A recent Sunday Feature on Radio 3 contained some of the best insults I have ever heard. Contributors to the programme on the early music revolution were discussing the backlash they experienced in the 1970s while reviving period-style instruments and techniques. Soprano Dame Emma Kirkby remembered one critic complaining that listening to her performance was ‘as about as interesting as eating an entire meal of plain yoghurt’. Another critic, writing in Gramophone, pronounced the strings of the new ensembles ‘as beautiful as period dentistry’.
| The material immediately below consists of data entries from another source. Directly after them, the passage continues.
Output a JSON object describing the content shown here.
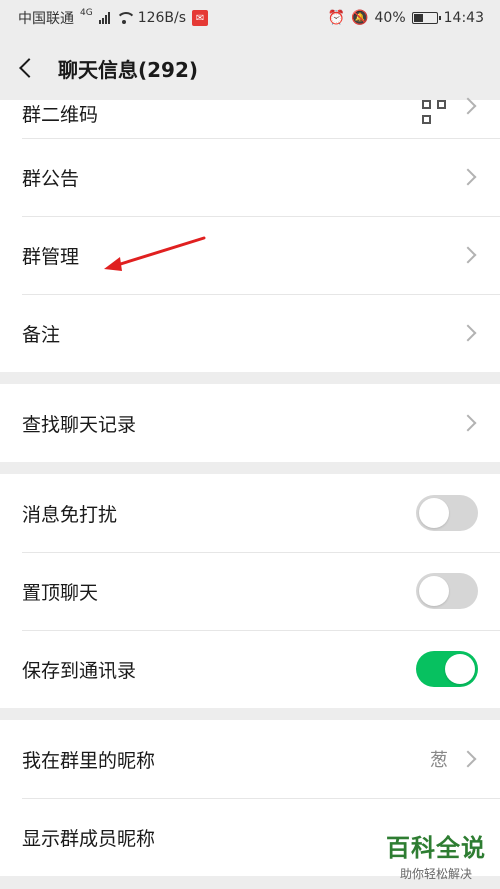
{
  "status_bar": {
    "carrier": "中国联通",
    "net_type": "4G",
    "speed": "126B/s",
    "battery": "40%",
    "time": "14:43"
  },
  "nav": {
    "title": "聊天信息(292)"
  },
  "sections": {
    "group1": {
      "qr_code": "群二维码",
      "announcement": "群公告",
      "management": "群管理",
      "remark": "备注"
    },
    "group2": {
      "search_history": "查找聊天记录"
    },
    "group3": {
      "mute": {
        "label": "消息免打扰",
        "on": false
      },
      "pin": {
        "label": "置顶聊天",
        "on": false
      },
      "save_contacts": {
        "label": "保存到通讯录",
        "on": true
      }
    },
    "group4": {
      "my_nickname": {
        "label": "我在群里的昵称",
        "value": "葱"
      },
      "show_nicknames": {
        "label": "显示群成员昵称"
      }
    }
  },
  "watermark": {
    "main": "百科全说",
    "sub": "助你轻松解决"
  },
  "colors": {
    "toggle_on": "#07c160",
    "toggle_off": "#d6d6d6",
    "annotation_arrow": "#e02020"
  }
}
Those strings were mostly made of animal guts. There was, as one of the musicians interviewed recalled, ‘a DIY atmosphere’ to the movement, which developed alongside a spate of others in 1973. A fresh interest in medieval and renaissance music and historical treatises had spawned an appetite for ‘authenticity’. Singers turned to the Tudor-centric Clerkes of Oxenford for inspiration. Other musicians were awakened to the folly of making 18th-century music sound like 19th-century music by using metal strings. Their solution was to do away with modern instruments and excessive vibrato and plumb the depths of a more prosaic playbook.
One critic pronounced the strings of the new ensembles ‘as beautiful as period dentistry’
To many professionals, this represented little more than ‘pointless archaeology’, for the results were seldom sparkling. Listening back, one of the members of the newly formed Academy of Ancient Music confessed that their sound was ‘a bit ropey’ but had ‘a certain dash and pizzazz’. To a conservatoire-trained ear it was little more than ‘mouse music’. Imagine the critics’ annoyance when the mouse-musicians scored a Decca LP.
Listening to the interview-rich programme, presented by a jolly yet unobtrusive Sir Nicholas Kenyon, it was clear that we were meant to come away thinking this movement hugely revolutionary. But was it not inevitable that gut-strings would enjoy a renaissance, as fashions changed?
Still, the programme was hugely entertaining.